The Rebbe’s next words grabbed him.
“How is this ancient story relevant today? A person can find himself stuck in a virtual desert, a place on the map or in his psyche that doesn’t seem civilized, where he feels unable to be true to himself or to express himself freely. Why is he there—just because of bad luck or foolish errors?
“Take, for example, the situation of a prisoner. Why is he behind bars? It can’t be just because he committed a crime. After all, many free people commit the same crime! They weren’t caught, you say? So why was he caught? Not only because he is a shlemazel . . .
“You see, if there is one place on earth that is most unG‑dly, it is prison. In prison a person is stripped of that which makes him uniquely human: his freedom. For this reason, there is no punishment of jail in Jewish law.
“But there are certain souls which, becuse of their potency, were handpicked by Providence to enter the spiritual wilderness that is incarceration, and transform it through meaning and spiritual creativity. Few people can achieve the inner freedom necessary to survive, and even thrive, in a prison environment.

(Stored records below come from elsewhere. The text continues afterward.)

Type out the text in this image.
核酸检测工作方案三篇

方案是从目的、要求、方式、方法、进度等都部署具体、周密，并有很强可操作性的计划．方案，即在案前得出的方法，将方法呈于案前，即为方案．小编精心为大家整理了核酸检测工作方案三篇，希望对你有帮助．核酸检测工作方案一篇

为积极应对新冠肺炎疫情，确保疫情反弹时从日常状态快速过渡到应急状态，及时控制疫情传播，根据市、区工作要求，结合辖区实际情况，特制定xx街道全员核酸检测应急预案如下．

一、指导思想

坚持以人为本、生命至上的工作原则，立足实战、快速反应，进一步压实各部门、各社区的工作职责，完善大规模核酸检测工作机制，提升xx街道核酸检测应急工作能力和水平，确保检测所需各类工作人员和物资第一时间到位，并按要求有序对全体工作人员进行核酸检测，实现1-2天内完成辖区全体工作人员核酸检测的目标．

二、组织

“And it is these elevated souls that end up ‘doing time.’
“Now, it’s true that these people have committed crimes, and must be held accountable for their actions. But like the ancient spies, their mistakes only superficially account for their predicament. Besides, we have the right to wonder why certain people and not others are born into dire circumstances, or with immoral tendencies which lead them down destructive paths.
“But the idea here is that, ironically, immoral impulses allude to unique spiritual powers. In the words of the Talmud: ‘The greater one is, the stronger is his evil inclination.’ Another relevant Talmudic statement: ‘G‑d doesn’t give his creations challenges they cannot overcome.’
“As it turns out, then, the people in jail are not the dregs of society, but have the potential to be its most far-reaching members!”
Needless to say, Jonathan’s life turned around. For the first time in his life, rather than seeing himself as a victim, he began to see himself as someone who possessed a unique destiny few are chosen for. A fate which others naturally curse, he came to view as a source of blessing.
What’s in it for me?
In the counterintuitive worldview of Judaism, moral and religious crises are an indicator not of weakness, but of strength.
And the script of life and history is a coauthorship between the divine and man, between the laser-precision of Providence and the folly of human mistakes.
We are all on a journey through our personal deserts, each of us equipped with the tailor-made gear—circumstances, impulses, and talents—that enables us to make flowers out of sand, establish life where death once reigned, and bring meaning to the random and mundane.
Based on Likkutei Sichot, vol. 13, pp. 16–19, and a talk of the Rebbe in 5745.